Notei que vestia o seu uniforme de marinheiro com uma blusa e que tanto esta como o boné estavam molhados. Exclamei: Miles! donde vens? Ele respondeu com o seu habitual tom de voz: Pelo amor de Deus, não digas que estou aqui. Isto se passou em breves segundos e, quando me lancei para abraçá-lo, desapareceu. Fiquei assustada, pois acreditava ter visto meu irmão em pessoa e só após o seu desaparecimento compreendi que apenas vira a sua sombra. Subi para o meu quarto e tomei nota da data numa folha de papel, que guardei na minha secretária, sem falar do incidente a pessoa alguma.

Cerca de três meses depois, meu irmão regressou a casa e, à noite, sentei-me ao seu lado na cozinha, estando ele ali a fumar. Perguntei-lhe, como por acaso, se não tivera alguma aventura. Disse em resposta: Quase me afoguei em Melbourne. E me contou que, tendo desembarcado sem licença, subia para bordo depois de meia-noite, quando escorregou do passadiço e caiu entre o cais e o navio. Sendo muito estreito o espaço, se não o houvessem retirado sem demora, infalivelmente se teria afogado.

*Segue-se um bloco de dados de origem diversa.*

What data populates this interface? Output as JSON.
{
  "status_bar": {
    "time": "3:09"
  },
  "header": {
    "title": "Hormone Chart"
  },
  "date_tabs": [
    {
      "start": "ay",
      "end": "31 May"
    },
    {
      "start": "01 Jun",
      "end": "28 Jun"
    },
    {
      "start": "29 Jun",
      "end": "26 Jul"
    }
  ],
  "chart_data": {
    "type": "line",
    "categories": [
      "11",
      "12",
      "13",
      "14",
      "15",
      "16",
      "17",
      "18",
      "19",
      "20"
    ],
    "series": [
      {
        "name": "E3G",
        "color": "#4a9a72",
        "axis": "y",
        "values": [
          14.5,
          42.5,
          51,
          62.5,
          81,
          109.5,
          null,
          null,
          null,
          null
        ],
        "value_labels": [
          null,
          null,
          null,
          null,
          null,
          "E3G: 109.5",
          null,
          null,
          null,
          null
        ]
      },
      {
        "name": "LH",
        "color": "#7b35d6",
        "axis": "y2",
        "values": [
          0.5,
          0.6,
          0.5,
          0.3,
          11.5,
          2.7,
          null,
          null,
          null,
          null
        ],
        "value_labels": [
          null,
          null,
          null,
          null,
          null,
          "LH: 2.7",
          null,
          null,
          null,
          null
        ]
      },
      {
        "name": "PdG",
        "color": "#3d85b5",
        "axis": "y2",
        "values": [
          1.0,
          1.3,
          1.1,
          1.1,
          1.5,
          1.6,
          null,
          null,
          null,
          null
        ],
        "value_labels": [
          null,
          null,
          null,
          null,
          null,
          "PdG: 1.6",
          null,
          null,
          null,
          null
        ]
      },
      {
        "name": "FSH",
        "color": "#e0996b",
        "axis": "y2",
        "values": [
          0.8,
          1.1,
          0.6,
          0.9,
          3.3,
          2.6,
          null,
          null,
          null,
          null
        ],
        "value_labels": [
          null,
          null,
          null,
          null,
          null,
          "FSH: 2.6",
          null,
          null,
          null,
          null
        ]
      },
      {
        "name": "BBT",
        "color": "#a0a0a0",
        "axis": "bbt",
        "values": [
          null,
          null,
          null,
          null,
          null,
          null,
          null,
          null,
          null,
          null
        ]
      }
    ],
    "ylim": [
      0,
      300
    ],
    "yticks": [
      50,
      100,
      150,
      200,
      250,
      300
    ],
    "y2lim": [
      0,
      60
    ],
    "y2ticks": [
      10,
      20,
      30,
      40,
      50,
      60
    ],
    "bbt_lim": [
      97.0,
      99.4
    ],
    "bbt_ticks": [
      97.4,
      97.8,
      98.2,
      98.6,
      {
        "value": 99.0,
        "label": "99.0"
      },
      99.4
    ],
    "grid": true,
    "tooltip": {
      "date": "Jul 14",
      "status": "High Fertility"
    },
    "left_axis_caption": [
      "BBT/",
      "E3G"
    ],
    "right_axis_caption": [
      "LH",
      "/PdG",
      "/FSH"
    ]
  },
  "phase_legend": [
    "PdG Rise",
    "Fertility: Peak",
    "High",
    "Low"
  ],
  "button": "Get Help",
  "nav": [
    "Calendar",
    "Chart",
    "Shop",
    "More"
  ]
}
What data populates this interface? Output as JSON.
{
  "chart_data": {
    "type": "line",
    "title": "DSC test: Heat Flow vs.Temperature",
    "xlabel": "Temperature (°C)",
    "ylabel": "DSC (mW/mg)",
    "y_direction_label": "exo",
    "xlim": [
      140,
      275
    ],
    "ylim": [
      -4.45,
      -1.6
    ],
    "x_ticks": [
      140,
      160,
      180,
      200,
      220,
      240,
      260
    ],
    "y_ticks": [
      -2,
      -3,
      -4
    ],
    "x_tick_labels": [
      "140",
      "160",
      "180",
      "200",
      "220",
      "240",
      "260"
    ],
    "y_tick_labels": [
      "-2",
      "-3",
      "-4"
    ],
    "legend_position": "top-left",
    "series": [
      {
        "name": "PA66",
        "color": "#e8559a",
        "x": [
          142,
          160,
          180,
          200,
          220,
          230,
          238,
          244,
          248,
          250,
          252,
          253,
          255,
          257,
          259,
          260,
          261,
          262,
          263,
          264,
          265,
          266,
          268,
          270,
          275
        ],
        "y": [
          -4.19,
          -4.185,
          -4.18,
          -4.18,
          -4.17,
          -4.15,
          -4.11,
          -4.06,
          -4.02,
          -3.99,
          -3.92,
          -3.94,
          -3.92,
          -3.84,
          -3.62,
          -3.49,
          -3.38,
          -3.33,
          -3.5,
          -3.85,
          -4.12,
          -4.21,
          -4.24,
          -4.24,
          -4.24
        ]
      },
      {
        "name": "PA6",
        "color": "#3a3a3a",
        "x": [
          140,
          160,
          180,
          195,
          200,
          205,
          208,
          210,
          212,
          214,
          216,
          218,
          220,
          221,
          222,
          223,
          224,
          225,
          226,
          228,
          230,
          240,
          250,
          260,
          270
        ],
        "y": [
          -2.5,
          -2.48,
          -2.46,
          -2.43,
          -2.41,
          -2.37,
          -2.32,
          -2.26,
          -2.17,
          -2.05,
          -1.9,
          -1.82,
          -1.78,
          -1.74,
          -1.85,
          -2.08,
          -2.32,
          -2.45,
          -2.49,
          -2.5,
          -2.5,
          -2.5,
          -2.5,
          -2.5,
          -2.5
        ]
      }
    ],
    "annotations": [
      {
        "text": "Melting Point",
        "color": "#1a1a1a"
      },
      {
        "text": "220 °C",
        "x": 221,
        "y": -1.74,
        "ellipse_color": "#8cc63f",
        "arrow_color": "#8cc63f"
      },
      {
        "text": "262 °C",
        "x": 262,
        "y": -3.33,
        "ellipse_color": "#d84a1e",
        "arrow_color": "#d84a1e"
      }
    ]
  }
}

Lembra-se de haver pensado que ia afogar-se e perdera os sentidos. Ninguém soube que descera a terra sem licença, de sorte que não incorreu na punição que esperava. Narrei-lhe então como ele me aparecera na cozinha e perguntei-lhe em que data se dera o fato de que me falava. Fácil lhe foi precisá-la, porque o navio deixara Melbourne na manhã seguinte. Era isso o que o fazia temer um castigo, visto que toda a equipagem tinha de pernoitar a bordo. As duas datas coincidiam, mas havia uma diferença quanto à hora: eu o vira pouco depois das dez horas da noite e o seu acidente ocorrera pouco depois da meia-noite. Não se recordava de haver pensado em mim naquele momento, mas ficou impressionado com a coincidência, da qual freqüentemente falava.

Sempre o fantasma como sósia do vivo. Nenhuma alucinação aqui, porquanto a Srta. Paget vê a alma de seu irmão a mover-se na cozinha e verifica que as vestes da aparição estavam molhadas, circunstância que coincide de modo exato com o acidente sobrevindo ao marinheiro, que quase se afogara. A distância enorme entre Melbourne e a Inglaterra em nada influi sobre a intensidade do fenômeno de desdobramento, pois que o irmão fala à irmã, o que até então não havíamos comprovado.